The idea that assistance does not compromise the autonomy of the assisted is in fact one of the central beliefs of liberalism. We invoke it in our social policies all the time. We help people to help themselves. And that is all that is being asked of us by these liberalizing revolutions; no less, but no more. We disappointed Tehran. We disappointed Cairo. Now we are disappointing Tripoli. It is so foolish, and so sad, and so indecent.

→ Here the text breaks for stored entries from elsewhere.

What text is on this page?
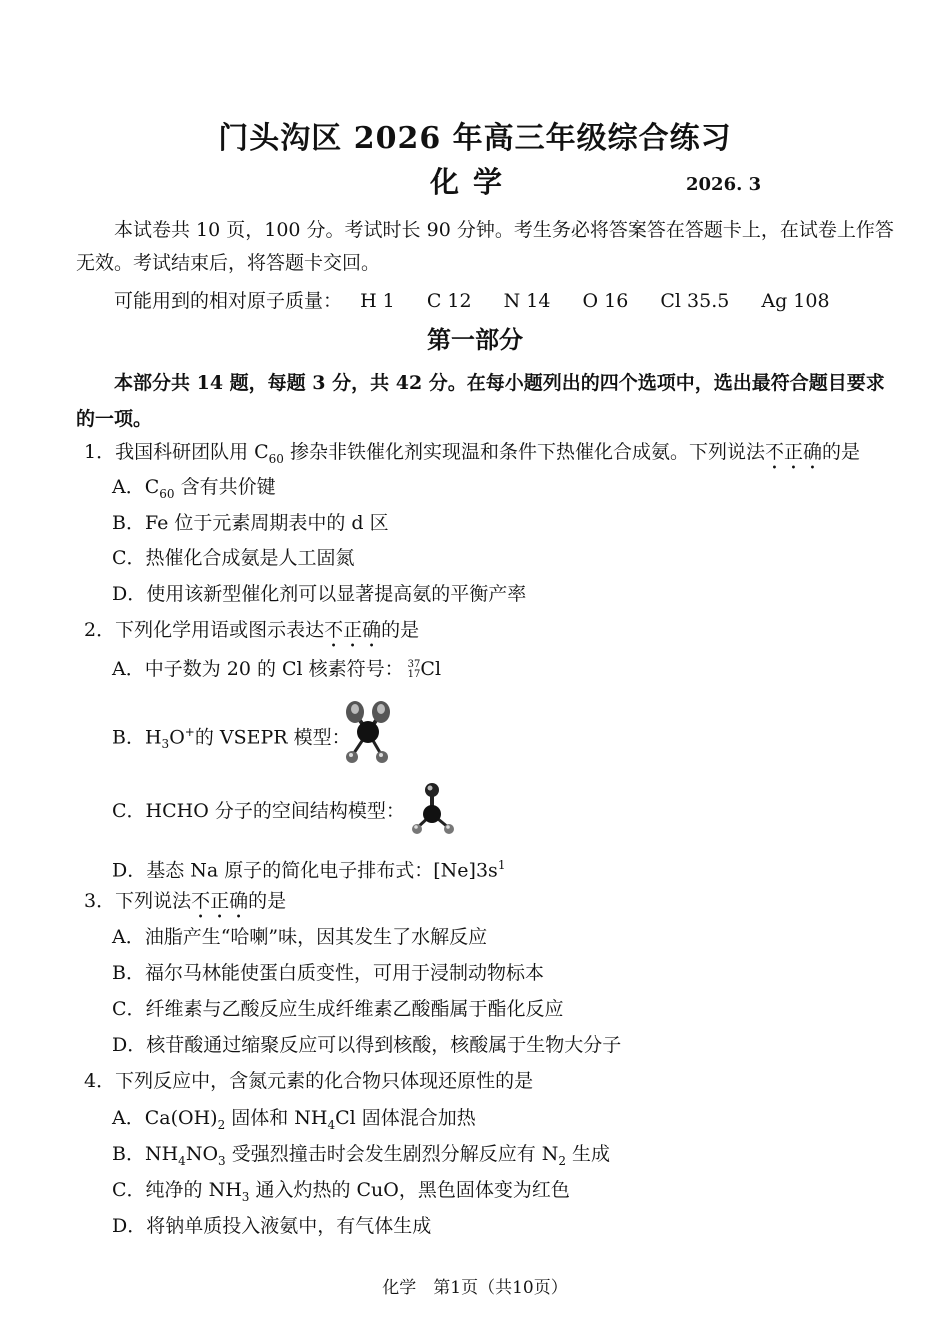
门头沟区 2026 年高三年级综合练习
化学	2026. 3
本试卷共 10 页，100 分。考试时长 90 分钟。考生务必将答案答在答题卡上，在试卷上作答
无效。考试结束后，将答题卡交回。
可能用到的相对原子质量： H 1 C 12 N 14 O 16 Cl 35.5 Ag 108
第一部分
本部分共 14 题，每题 3 分，共 42 分。在每小题列出的四个选项中，选出最符合题目要求
的一项。
1．我国科研团队用 $C_{60}$ 掺杂非铁催化剂实现温和条件下热催化合成氨。下列说法不正确的是
A．$C_{60}$ 含有共价键
B．Fe 位于元素周期表中的 d 区
C．热催化合成氨是人工固氮
D．使用该新型催化剂可以显著提高氨的平衡产率
2．下列化学用语或图示表达不正确的是
A．中子数为 20 的 Cl 核素符号： 37
17 Cl
B．$H_3O^+$的 VSEPR 模型：
C．HCHO 分子的空间结构模型：
D．基态 Na 原子的简化电子排布式：$[Ne]3s^1$
3．下列说法不正确的是
A．油脂产生“哈喇”味，因其发生了水解反应
B．福尔马林能使蛋白质变性，可用于浸制动物标本
C．纤维素与乙酸反应生成纤维素乙酸酯属于酯化反应
D．核苷酸通过缩聚反应可以得到核酸，核酸属于生物大分子
4．下列反应中，含氮元素的化合物只体现还原性的是
A．$Ca(OH)_2$ 固体和 $NH_4Cl$ 固体混合加热
B．$NH_4NO_3$ 受强烈撞击时会发生剧烈分解反应有 $N_2$ 生成
C．纯净的 $NH_3$ 通入灼热的 CuO，黑色固体变为红色
D．将钠单质投入液氨中，有气体生成
化学　第1页（共10页）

I never could have imagined the changes and crises that President Obama now faces. I always feared his inexperience in foreign policy--but never could have imagined what we are currently witnessing. I do not by the way think that Senator McCain would have handled these situations much better, but I do believe that Wieseltier has highlighted the essential problem of Obama's foreign policy. The United States stands as an example of a thriving democracy for all the world. The world does look to this country as an example to emulate--that is part of the reason why Obama was right about Guantanamo, but wrong about failing to shut it down immediately. (I sometimes dream that the world looks to Israel in a similar way and that Israel could support these fledgling democracies in its region, but realities cloud that vision.) We can help and assist others without imposing our will on them. I do not relish sending the American military to yet another Middle Eastern country, but that must be an option even though there must be other ways to help. It is indeed our moral duty to prevent at the very least foreign mercenaries from interfering in Libya's internal revolt, and as well to prevent Iran from gaining even more influence by meddling in Egypt's revolution. This is our duty. I want our president to lead not just think, meditate and process. Lives depend on his leadership. We could very well help tip the scales toward democracy and away from dictatorship. History's judgment of inaction will not be kind. Hope and change are not just words. They are more often tied to action.